EL REFRANERO DE MUNDOSABOR VI: entre col y col, lechuga

Gracias por vuestros comentarios sobre esta sección y seguirnos; Mundo Sabor continúa con el propósito de recopilar frases populares, dicho y refranes relacionadas con el mundo de la alimentación y la gastronomía, y haceros llegar la explicación y el origen.

Aquí va la sexta entrega del Refranero de Mundo Sabor:

Entre col y col, lechuga

Es refrán muy antiguo, que ya aparece en la Celestina; La Celestina es el nombre con el que se conoce a la obra atribuida al bachiller Fernando de Rojas, del siglo XVI, titulada "Comedia de Calisto y Melibea" y después "Tragicomedia de Calisto y Melibea". Es una obra escrita durante el reinado de los Reyes Católicos; siglo de oro de la literatura española.
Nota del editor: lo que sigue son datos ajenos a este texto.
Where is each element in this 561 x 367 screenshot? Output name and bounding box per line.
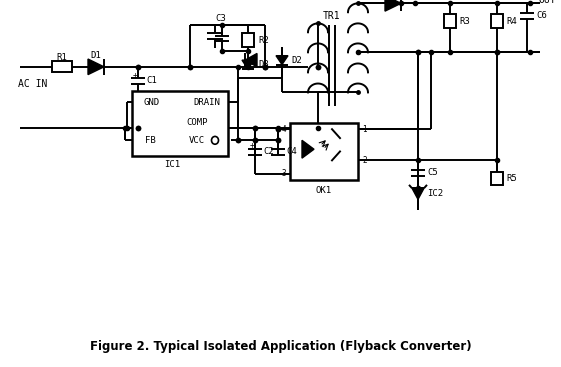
Text: R4: R4 (506, 17, 517, 26)
Text: GND: GND (144, 98, 160, 107)
Text: R3: R3 (459, 17, 470, 26)
Text: OUT: OUT (539, 0, 557, 5)
Bar (52, 61, 72, 72)
Bar (444, 14, 456, 28)
Text: D2: D2 (291, 56, 302, 65)
Polygon shape (385, 0, 401, 11)
Text: D1: D1 (91, 51, 102, 60)
Text: COMP: COMP (186, 118, 208, 127)
Text: C4: C4 (286, 147, 297, 156)
Text: C6: C6 (536, 11, 547, 20)
Text: AC IN: AC IN (18, 79, 47, 88)
Bar (132, 91, 228, 156)
Text: R2: R2 (258, 36, 269, 45)
Polygon shape (88, 59, 104, 75)
Text: C5: C5 (427, 168, 438, 177)
Polygon shape (302, 140, 314, 158)
Text: R5: R5 (506, 174, 517, 183)
Text: R1: R1 (57, 54, 67, 62)
Text: 1: 1 (362, 125, 367, 134)
Text: +: + (133, 71, 137, 80)
Text: IC2: IC2 (427, 189, 443, 198)
Text: +: + (250, 141, 254, 150)
Text: D3: D3 (258, 60, 269, 69)
Text: C2: C2 (263, 147, 274, 156)
Polygon shape (412, 188, 424, 199)
Bar (290, 123, 358, 181)
Text: IC1: IC1 (164, 160, 180, 169)
Text: C3: C3 (215, 14, 227, 23)
Text: 2: 2 (362, 156, 367, 165)
Polygon shape (276, 56, 288, 65)
Text: FB: FB (145, 136, 155, 145)
Bar (242, 33, 254, 47)
Text: TR1: TR1 (323, 11, 341, 21)
Text: VCC: VCC (189, 136, 205, 145)
Polygon shape (242, 60, 254, 69)
Text: DRAIN: DRAIN (194, 98, 220, 107)
Text: C1: C1 (146, 76, 157, 85)
Text: 3: 3 (282, 169, 286, 178)
Text: OK1: OK1 (316, 186, 332, 195)
Bar (491, 171, 503, 185)
Text: Figure 2. Typical Isolated Application (Flyback Converter): Figure 2. Typical Isolated Application (… (90, 340, 471, 353)
Text: 4: 4 (282, 125, 286, 134)
Polygon shape (245, 54, 257, 67)
Bar (491, 14, 503, 28)
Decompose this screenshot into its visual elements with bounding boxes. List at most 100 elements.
En el Acto VI, Pármeno y Sempronio, perciben la astucia, las dobles maneras y la codicia ciega de la Celestina y lo expresan con una metáfora: Entre col y col, lechuga.

Aunque hay otros autores que prefieren este significado: alternar las labores serias con las ociosas, como hacen los hortelanos; hay que mezclar trabajo y ocio, eso nos permite disfrutar más.
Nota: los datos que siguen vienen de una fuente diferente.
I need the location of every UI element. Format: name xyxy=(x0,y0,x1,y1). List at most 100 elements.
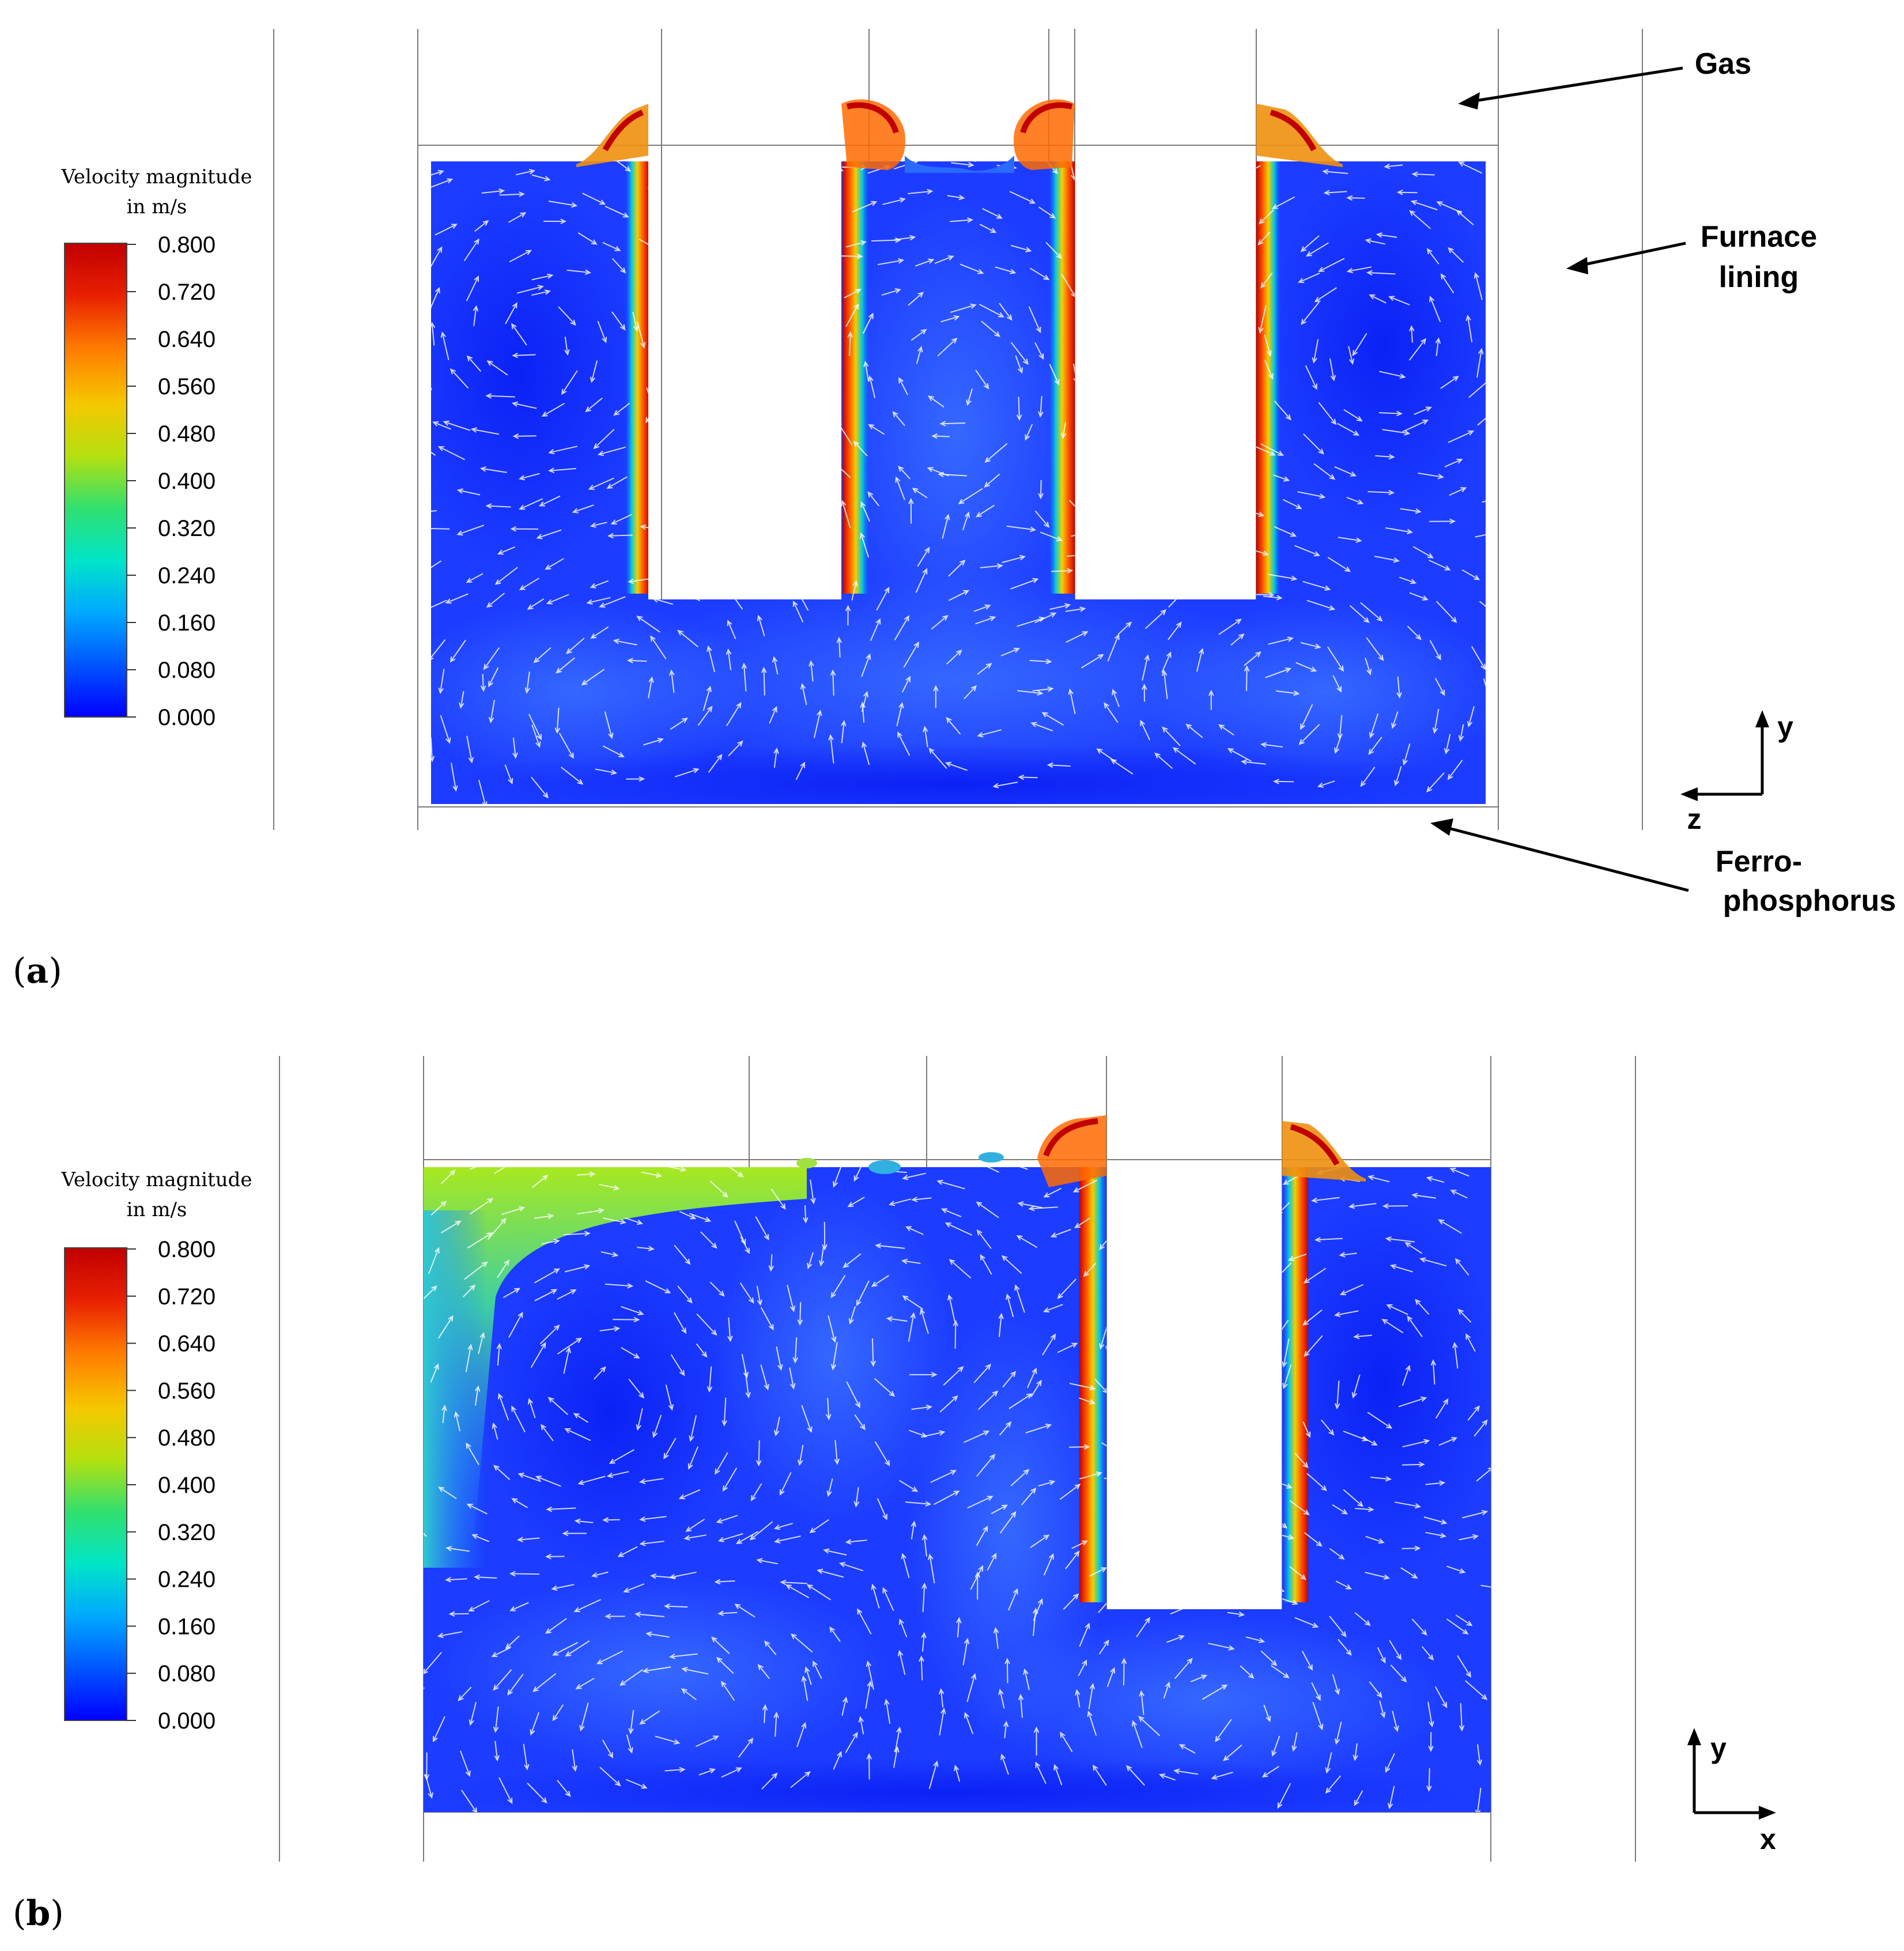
velocity-arrow xyxy=(1215,165,1231,176)
velocity-arrow xyxy=(1112,1491,1130,1498)
arrowhead-gas xyxy=(1458,92,1480,110)
velocity-arrow xyxy=(1404,1242,1423,1254)
velocity-arrow xyxy=(1260,1318,1269,1336)
velocity-arrow xyxy=(795,516,805,538)
velocity-arrow xyxy=(1266,1375,1272,1395)
velocity-arrow xyxy=(946,650,962,665)
velocity-arrow xyxy=(595,768,618,775)
velocity-arrow xyxy=(1008,1588,1018,1611)
velocity-arrow xyxy=(493,1465,511,1481)
velocity-arrow xyxy=(441,1405,447,1424)
velocity-arrow xyxy=(1043,1187,1061,1198)
velocity-arrow xyxy=(1030,1534,1050,1548)
velocity-arrow xyxy=(934,1490,960,1505)
velocity-arrow xyxy=(1260,742,1283,748)
velocity-arrow xyxy=(763,329,775,357)
velocity-arrow xyxy=(1334,735,1342,754)
velocity-arrow xyxy=(1162,546,1181,560)
velocity-arrow xyxy=(863,360,870,382)
velocity-arrow xyxy=(650,635,667,659)
velocity-arrow xyxy=(1329,1616,1347,1637)
velocity-arrow xyxy=(902,1172,926,1180)
velocity-arrow xyxy=(717,179,728,195)
velocity-arrow xyxy=(1244,665,1250,691)
velocity-arrow xyxy=(898,377,908,395)
velocity-arrow xyxy=(1083,1262,1097,1277)
velocity-arrow xyxy=(486,360,508,376)
velocity-arrow xyxy=(908,188,934,195)
velocity-arrow xyxy=(552,1641,579,1656)
velocity-arrow xyxy=(1101,307,1108,336)
velocity-arrow xyxy=(1049,364,1060,386)
velocity-arrow xyxy=(1240,387,1248,409)
velocity-arrow xyxy=(806,1584,832,1601)
velocity-arrow xyxy=(473,305,479,327)
velocity-arrow xyxy=(940,1208,962,1218)
velocity-arrow xyxy=(665,1384,674,1411)
velocity-arrow xyxy=(1066,631,1089,643)
velocity-arrow xyxy=(783,269,796,295)
velocity-arrow xyxy=(599,1767,621,1787)
velocity-arrow xyxy=(1078,1659,1087,1677)
velocity-arrow xyxy=(1089,1567,1108,1577)
velocity-arrow xyxy=(696,1343,708,1358)
velocity-arrow xyxy=(1476,1466,1491,1482)
velocity-arrow xyxy=(1001,1255,1022,1274)
velocity-arrow xyxy=(1264,360,1274,380)
velocity-arrow xyxy=(1199,456,1217,472)
velocity-arrow xyxy=(564,337,570,356)
velocity-arrow xyxy=(998,1312,1004,1337)
velocity-arrow xyxy=(739,1282,754,1304)
velocity-arrow xyxy=(1208,689,1214,710)
velocity-arrow xyxy=(722,1467,738,1492)
velocity-arrow xyxy=(1032,1607,1038,1636)
velocity-arrow xyxy=(764,1640,777,1655)
velocity-arrow xyxy=(777,195,795,210)
velocity-arrow xyxy=(639,1516,667,1522)
velocity-arrow xyxy=(469,1701,477,1726)
velocity-arrow xyxy=(1211,187,1233,207)
velocity-arrow xyxy=(977,729,1002,738)
velocity-arrow xyxy=(721,1767,742,1778)
velocity-arrow xyxy=(1352,333,1367,357)
velocity-arrow xyxy=(847,1197,865,1207)
velocity-arrow xyxy=(1006,1293,1014,1318)
velocity-arrow xyxy=(1366,637,1384,662)
velocity-arrow xyxy=(575,1677,595,1689)
velocity-arrow xyxy=(1435,1398,1449,1419)
velocity-arrow xyxy=(572,1749,578,1772)
velocity-arrow xyxy=(494,1167,518,1174)
velocity-arrow xyxy=(534,1268,560,1284)
velocity-arrow xyxy=(1305,242,1329,257)
velocity-arrow xyxy=(976,1526,988,1546)
velocity-arrow xyxy=(558,733,574,759)
velocity-arrow xyxy=(1339,1284,1363,1296)
velocity-arrow xyxy=(1257,231,1271,246)
velocity-arrow xyxy=(702,685,712,711)
velocity-field-b xyxy=(424,1167,1491,1812)
velocity-arrow xyxy=(509,250,532,263)
velocity-arrow xyxy=(1374,556,1400,563)
velocity-arrow xyxy=(1377,1647,1386,1664)
velocity-arrow xyxy=(1302,1309,1323,1326)
velocity-arrow xyxy=(1343,1489,1364,1507)
velocity-arrow xyxy=(454,1411,460,1432)
velocity-arrow xyxy=(670,718,689,730)
velocity-arrow xyxy=(1078,410,1087,437)
velocity-arrow xyxy=(1426,1768,1432,1792)
velocity-arrow xyxy=(1025,424,1033,441)
velocity-arrow xyxy=(1274,526,1297,537)
velocity-arrow xyxy=(769,705,777,724)
annotations-a: Gas Furnace lining Ferro- phosphorus xyxy=(1430,47,1896,918)
velocity-arrow xyxy=(685,1518,705,1532)
velocity-arrow xyxy=(1202,222,1212,244)
velocity-arrow xyxy=(755,1440,762,1467)
velocity-arrow xyxy=(982,207,1003,219)
velocity-arrow xyxy=(727,413,743,437)
velocity-arrow xyxy=(1449,487,1467,496)
velocity-arrow xyxy=(1302,580,1331,591)
velocity-arrow xyxy=(527,1782,547,1804)
velocity-arrow xyxy=(973,1363,992,1383)
velocity-arrow xyxy=(860,501,871,522)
En todas partes cuecen habas, y en la mía, calderadas.

Durante los años 1800-1900, las habas eran las legumbres más cultivadas del entorno de León, Aragón y Castilla y eran el plato fuerte en la alimentación; en todas las casas se preparaban a diario; como es una legumbre bastante dura, debían de estar horas y horas en el fuego de todos los hogares, para que se ablandaran y pudieran ser el alimento de todas las familias de clase obrera y pobre, ahí este dicho: En todas partes cuecen habas, y en la mía, calderadas.

Dicho muy castellano proclama que las debilidades humanas o los defectos se hallan en todas partes y que nadie, por tanto, puede liberarse de ellas.

Más largo que un día sin pan

Este dicho proviene de la época del siglo de oro español. La población, en general, se alimentaba de pan y de productos obtenidos de cereales. Con el pan (generalmente de harina de centeno o mezcla con harina de trigo) se acompañaba con otros productos obtenidos de la matanza, conservados en salazón, pero de poco valor, como el tocino.

En algunas ocasiones y para las clases más pobres, su único alimento era un pedazo de pan remojado en vino, rebajado con agua, o leche, por tanto, en la época de escasez, cuando escaseaba el pan, un día sin pan sería un día inacabable, de ahí esa expresión.